Mit seinem Buch „Sexfront“ lieferte Günter Amendt das kämpferische Aufklärungs-Werk der turbulenten siebziger Jahre. In Sprache und Bild in für damalige Zeit ungewohnter Direktheit thematisierte es die Lust an der (Jugend-)Sexualität, nicht nur als Akt zum Kinderzeugen, sondern auch für und an sich selbst. „Amendt selber bekannte sich zur Homosexualität, als das auch in linken Kreisen noch degoutant war“, schreibt die „Welt“ in ihrer Gratulation zu Amendt 70sten Geburtstag.

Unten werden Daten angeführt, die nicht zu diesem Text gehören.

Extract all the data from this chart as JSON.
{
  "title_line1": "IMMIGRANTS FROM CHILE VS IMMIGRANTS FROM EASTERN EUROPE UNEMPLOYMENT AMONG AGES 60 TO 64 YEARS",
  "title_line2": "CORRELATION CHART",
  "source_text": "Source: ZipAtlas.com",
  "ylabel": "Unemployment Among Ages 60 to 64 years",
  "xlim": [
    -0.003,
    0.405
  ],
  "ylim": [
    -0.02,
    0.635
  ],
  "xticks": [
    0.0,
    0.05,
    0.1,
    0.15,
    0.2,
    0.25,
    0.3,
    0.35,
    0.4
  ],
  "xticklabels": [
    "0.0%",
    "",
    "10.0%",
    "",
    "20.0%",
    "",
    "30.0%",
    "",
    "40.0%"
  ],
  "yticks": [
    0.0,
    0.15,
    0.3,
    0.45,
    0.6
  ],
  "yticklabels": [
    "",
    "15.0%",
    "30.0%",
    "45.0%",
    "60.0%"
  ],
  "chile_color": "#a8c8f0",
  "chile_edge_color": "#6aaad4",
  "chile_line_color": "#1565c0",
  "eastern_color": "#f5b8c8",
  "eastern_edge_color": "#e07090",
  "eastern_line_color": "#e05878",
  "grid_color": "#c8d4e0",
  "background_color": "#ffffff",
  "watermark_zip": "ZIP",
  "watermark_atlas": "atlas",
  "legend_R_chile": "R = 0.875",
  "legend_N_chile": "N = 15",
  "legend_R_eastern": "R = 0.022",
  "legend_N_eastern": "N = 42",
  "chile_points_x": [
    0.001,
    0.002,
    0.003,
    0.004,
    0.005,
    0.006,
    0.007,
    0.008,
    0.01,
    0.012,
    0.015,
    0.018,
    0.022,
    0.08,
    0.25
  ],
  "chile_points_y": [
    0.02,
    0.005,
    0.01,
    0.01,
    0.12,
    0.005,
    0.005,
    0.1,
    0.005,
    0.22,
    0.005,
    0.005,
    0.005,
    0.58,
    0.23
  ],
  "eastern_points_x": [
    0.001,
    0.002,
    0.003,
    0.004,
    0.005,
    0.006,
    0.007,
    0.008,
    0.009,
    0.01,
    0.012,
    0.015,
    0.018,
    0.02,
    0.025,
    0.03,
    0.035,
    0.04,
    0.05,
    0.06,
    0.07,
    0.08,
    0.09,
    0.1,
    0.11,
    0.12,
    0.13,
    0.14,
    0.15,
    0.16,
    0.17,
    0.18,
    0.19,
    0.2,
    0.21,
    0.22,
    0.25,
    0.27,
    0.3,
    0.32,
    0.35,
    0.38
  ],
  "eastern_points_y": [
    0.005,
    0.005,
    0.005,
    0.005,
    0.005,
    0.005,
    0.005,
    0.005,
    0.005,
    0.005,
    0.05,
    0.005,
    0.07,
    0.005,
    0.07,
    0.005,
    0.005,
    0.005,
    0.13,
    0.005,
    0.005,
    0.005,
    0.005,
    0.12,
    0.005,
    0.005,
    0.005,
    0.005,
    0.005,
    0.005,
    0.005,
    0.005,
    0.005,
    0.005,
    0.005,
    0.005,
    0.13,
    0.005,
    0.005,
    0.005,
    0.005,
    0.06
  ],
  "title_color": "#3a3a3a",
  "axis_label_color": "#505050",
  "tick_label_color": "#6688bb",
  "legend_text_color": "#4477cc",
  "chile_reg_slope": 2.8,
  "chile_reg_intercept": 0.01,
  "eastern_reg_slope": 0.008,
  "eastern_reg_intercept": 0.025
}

In den neunziger Jahren wandte sich der 1939 in Frankfurt am Main geborene Sozialwissenschaftler dem Thema Drogen und Drogenpolitik zu. Er lebte zuletzt in Hamburg.
Amendt starb, zusammen mit dem Schauspieler Dietmar Mues, dessen Ehefrau Sibylle und der Bildhauerin Angela Kurrer, bei einem Unfall am Samstagabend in Hamburg, bei dem ein 38-Jähriger mit seinem Auto in eine Menschenmenge gerast war.